Во Франкфурте у нее никого не было. Она сообщила, что ее бросил женатый любовник (это правда), однако временами она уверяла меня, что на самом деле это она бросила мужа. Не подлежит никакому сомненью, что она страдала dementia praecox[2] и, казалось, застряла в том возрасте между девичеством и зрелостью, когда девушки наиболее подвержены влиянью потаенных порывов души.

 

В повадках ее усматривались явные признаки половой инверсии; лицо иной раз обретало подлинно мужские черты – загадочная аномалия, коей я так и не нашел объясненья. Со мной она держалась развязно, от чего я пытался лечить ее водными процедурами. Именно на фоне водолечения она начинала вести себя особенно буйно, что натолкнуло меня на мысль тебе написать.

Нет, она не противилась, когда ее вели в душевую, и будто вовсе не замечала резких перепадов температуры водяных струй, которые делались то холодными, то горячими. Она разговаривала с водой. Из этих бесед мне стало ясно, что она воображает себя Ундиной. Как в стихах: «Видел русалок – прекрасных и странных? Волосы зелены, очи туманны…»


Лермонт ощутил знакомое биение в груди и вкус кислых яблок на языке, услыхал шелест ветвей на ветру.

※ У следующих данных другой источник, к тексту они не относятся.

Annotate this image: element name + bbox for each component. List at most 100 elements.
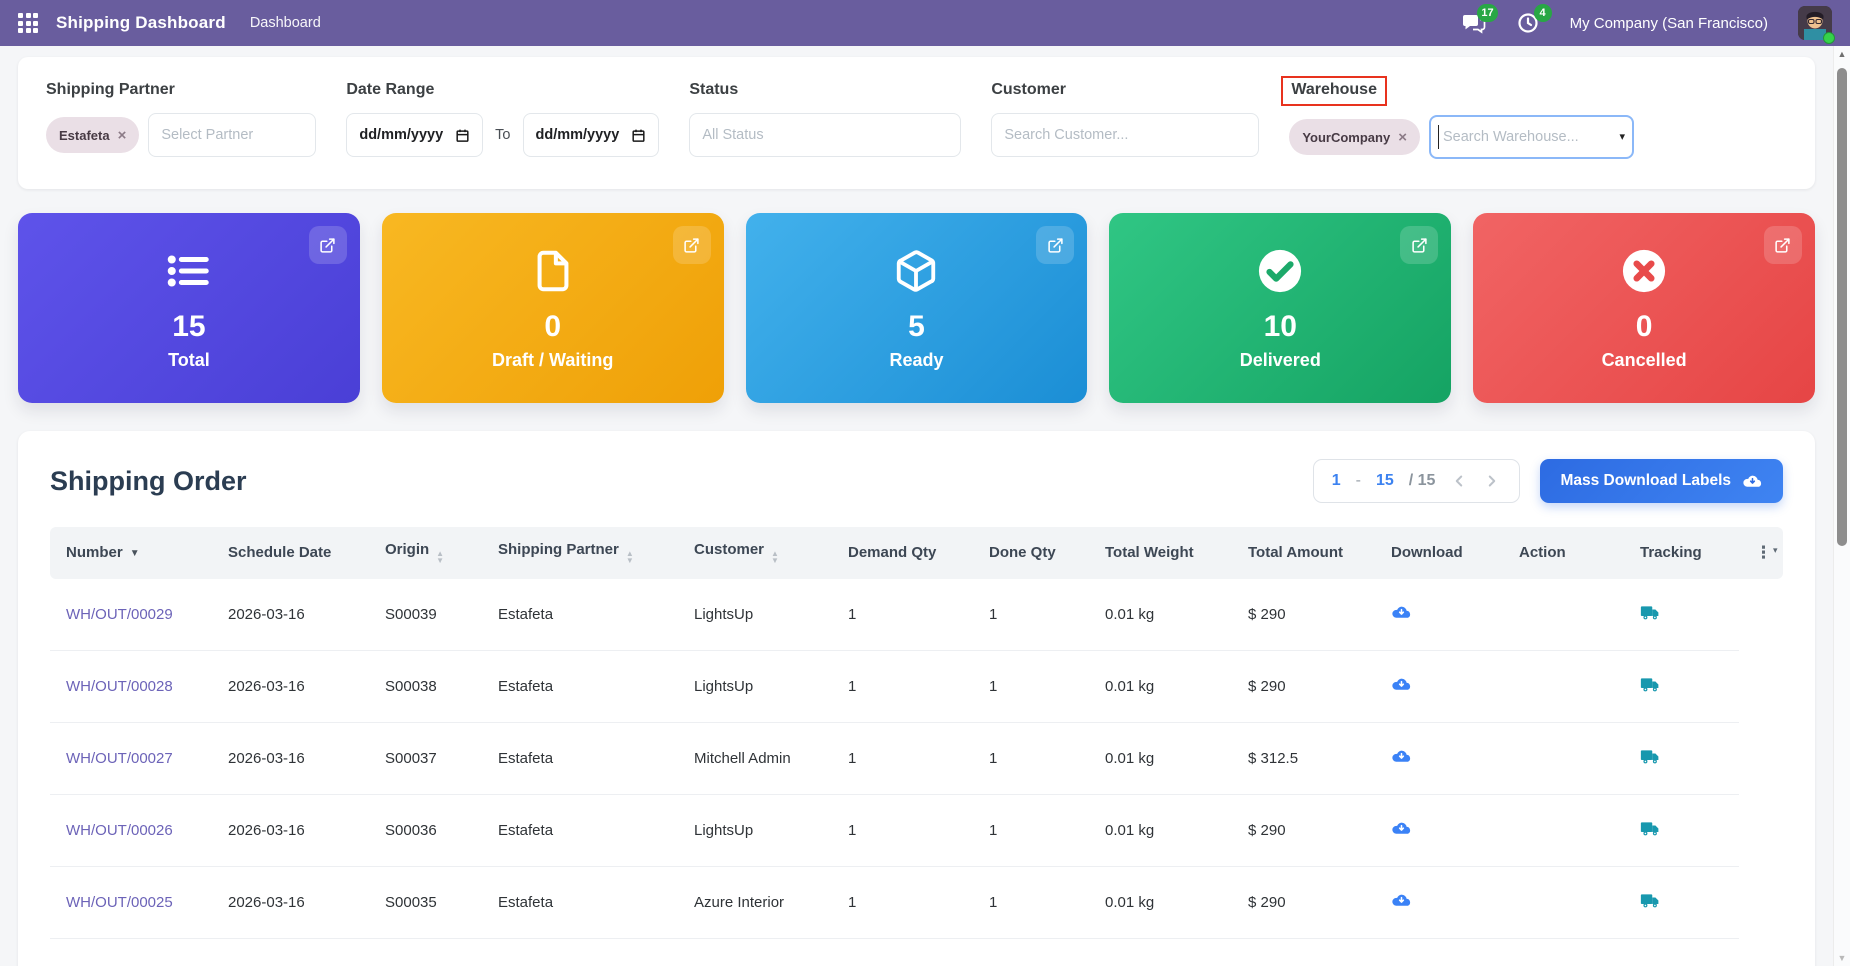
cloud-download-icon[interactable] <box>1391 602 1412 623</box>
truck-tracking-icon[interactable] <box>1640 818 1661 839</box>
next-page-icon[interactable] <box>1483 472 1501 490</box>
stat-card-cancelled[interactable]: 0 Cancelled <box>1473 213 1815 403</box>
open-external-icon[interactable] <box>672 226 711 264</box>
filter-status: Status <box>689 81 962 157</box>
table-row: WH/OUT/00024 2026-03-16 S00034 Estafeta … <box>50 938 1783 966</box>
col-schedule-date[interactable]: Schedule Date <box>212 527 369 579</box>
action-cell <box>1503 650 1624 723</box>
page-scrollbar[interactable]: ▲ ▼ <box>1833 46 1850 966</box>
truck-tracking-icon[interactable] <box>1640 674 1661 695</box>
section-title: Shipping Order <box>50 465 247 496</box>
remove-tag-icon[interactable]: × <box>1398 130 1407 145</box>
prev-page-icon[interactable] <box>1450 472 1468 490</box>
stat-label: Delivered <box>1239 349 1321 370</box>
calendar-icon <box>456 129 469 142</box>
check-circle-icon <box>1257 246 1303 296</box>
shipping-partner-cell: Estafeta <box>482 866 678 939</box>
activities-clock-icon[interactable]: 4 <box>1516 4 1552 35</box>
warehouse-search-input[interactable] <box>1428 115 1634 159</box>
tracking-cell <box>1624 650 1739 723</box>
demand-qty-cell: 1 <box>832 938 973 966</box>
date-to-input[interactable]: dd/mm/yyyy <box>522 113 660 157</box>
stat-card-delivered[interactable]: 10 Delivered <box>1109 213 1452 403</box>
total-weight-cell: 0.01 kg <box>1089 938 1232 966</box>
schedule-date-cell: 2026-03-16 <box>212 578 369 651</box>
order-number-link[interactable]: WH/OUT/00028 <box>66 678 173 695</box>
cloud-download-icon[interactable] <box>1391 890 1412 911</box>
truck-tracking-icon[interactable] <box>1640 746 1661 767</box>
menu-item-dashboard[interactable]: Dashboard <box>250 15 321 31</box>
messages-icon[interactable]: 17 <box>1462 4 1498 35</box>
demand-qty-cell: 1 <box>832 866 973 939</box>
scroll-up-icon[interactable]: ▲ <box>1834 46 1850 62</box>
remove-tag-icon[interactable]: × <box>118 128 127 143</box>
schedule-date-cell: 2026-03-16 <box>212 866 369 939</box>
cloud-download-icon[interactable] <box>1391 746 1412 767</box>
page-start[interactable]: 1 <box>1332 472 1341 490</box>
user-avatar[interactable] <box>1798 6 1835 44</box>
stat-card-total[interactable]: 15 Total <box>18 213 360 403</box>
stat-card-draft-waiting[interactable]: 0 Draft / Waiting <box>381 213 724 403</box>
stat-card-ready[interactable]: 5 Ready <box>745 213 1088 403</box>
download-cell <box>1375 794 1503 867</box>
table-row: WH/OUT/00026 2026-03-16 S00036 Estafeta … <box>50 794 1783 867</box>
action-cell <box>1503 938 1624 966</box>
col-customer[interactable]: Customer ▲ ▼ <box>678 527 832 579</box>
scroll-down-icon[interactable]: ▼ <box>1834 950 1850 966</box>
col-origin[interactable]: Origin ▲ ▼ <box>369 527 482 579</box>
col-total-amount: Total Amount <box>1232 527 1375 579</box>
open-external-icon[interactable] <box>1400 226 1439 264</box>
sort-desc-icon: ▼ <box>129 548 140 560</box>
orders-table: Number ▼ Schedule Date Origin ▲ ▼ Shipping … <box>50 527 1783 966</box>
stat-value: 10 <box>1263 309 1297 343</box>
mass-download-labels-button[interactable]: Mass Download Labels <box>1540 459 1783 503</box>
page-end[interactable]: 15 <box>1376 472 1394 490</box>
open-external-icon[interactable] <box>308 226 347 264</box>
total-weight-cell: 0.01 kg <box>1089 650 1232 723</box>
stat-label: Ready <box>889 349 944 370</box>
stat-label: Draft / Waiting <box>492 349 614 370</box>
truck-tracking-icon[interactable] <box>1640 890 1661 911</box>
cloud-download-icon[interactable] <box>1391 962 1412 966</box>
table-header-row: Number ▼ Schedule Date Origin ▲ ▼ Shipping … <box>50 527 1783 579</box>
app-title[interactable]: Shipping Dashboard <box>56 13 226 33</box>
sort-icon: ▲ ▼ <box>625 549 634 565</box>
download-cell <box>1375 722 1503 795</box>
select-partner-input[interactable] <box>148 113 317 157</box>
column-options-icon: ⋮▾ <box>1755 542 1778 562</box>
scrollbar-thumb[interactable] <box>1837 68 1847 546</box>
col-demand-qty: Demand Qty <box>832 527 973 579</box>
page-total: / 15 <box>1408 472 1436 489</box>
top-navbar: Shipping Dashboard Dashboard 17 4 My Com… <box>0 0 1850 46</box>
open-external-icon[interactable] <box>1763 226 1802 264</box>
open-external-icon[interactable] <box>1036 226 1075 264</box>
cloud-download-icon[interactable] <box>1391 674 1412 695</box>
schedule-date-cell: 2026-03-16 <box>212 794 369 867</box>
customer-search-input[interactable] <box>991 113 1260 157</box>
truck-tracking-icon[interactable] <box>1640 602 1661 623</box>
stat-value: 0 <box>544 309 562 343</box>
truck-tracking-icon[interactable] <box>1640 962 1661 966</box>
origin-cell: S00036 <box>369 794 482 867</box>
col-download: Download <box>1375 527 1503 579</box>
order-number-link[interactable]: WH/OUT/00027 <box>66 750 173 767</box>
cube-icon <box>893 246 939 296</box>
order-number-link[interactable]: WH/OUT/00029 <box>66 606 173 623</box>
col-number[interactable]: Number ▼ <box>50 527 212 579</box>
status-input[interactable] <box>689 113 962 157</box>
order-number-link[interactable]: WH/OUT/00025 <box>66 894 173 911</box>
date-range-label: Date Range <box>346 81 435 98</box>
table-row: WH/OUT/00029 2026-03-16 S00039 Estafeta … <box>50 578 1783 651</box>
apps-grid-icon[interactable] <box>18 13 38 33</box>
tracking-cell <box>1624 938 1739 966</box>
warehouse-tag[interactable]: YourCompany × <box>1289 119 1420 155</box>
download-cell <box>1375 650 1503 723</box>
col-options[interactable]: ⋮▾ <box>1739 527 1783 579</box>
filter-date-range: Date Range dd/mm/yyyy To dd/mm/yyyy <box>346 81 660 157</box>
date-from-input[interactable]: dd/mm/yyyy <box>346 113 484 157</box>
col-shipping-partner[interactable]: Shipping Partner ▲ ▼ <box>482 527 678 579</box>
shipping-partner-tag[interactable]: Estafeta × <box>46 117 140 153</box>
cloud-download-icon[interactable] <box>1391 818 1412 839</box>
company-switcher[interactable]: My Company (San Francisco) <box>1570 15 1768 32</box>
order-number-link[interactable]: WH/OUT/00026 <box>66 822 173 839</box>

Еще раз хочу напомнить тебе о вреде, каковой фантазии оперы подчас наносят женской душе! Судя по бессвязным речам Марты, она попеременно видела во мне то своего мужа, то любовника, а то и пленителя, что нередко случается с такими женщинами in extremis[3]. На четвертый день она так разбушевалась в душевой, что мне пришлось вколоть ей снотворное.


Лермонт спешно открыл последнюю страницу письма.

…продолжал вводить ей успокаивающее. Это останавливало припадки, но с каждым днем она все больше сникала и слабела.

Я уже начал составлять черновик этого письма, Томас, в надежде узнать твое мненье по данному вопросу и, возможно, просить твоей помощи, однако вчера утром меня разбудила сестра-хозяйка, прибежавшая ко мне домой с криками и известием, будто больница объята огнем. Я поспешил туда и обнаружил, что, слава богу, объята огнем не вся больница, а лишь одна палата. Палата Марты.

В этом огне она, увы, погибла, притом не одна. Когда пожар удалось потушить, я обнаружил на месте обугленные останки другого пациента. Дежурная медсестра заверила меня, что ни свечей, ни ламп в палате не оставляли: должно быть, он принес свечу с собой.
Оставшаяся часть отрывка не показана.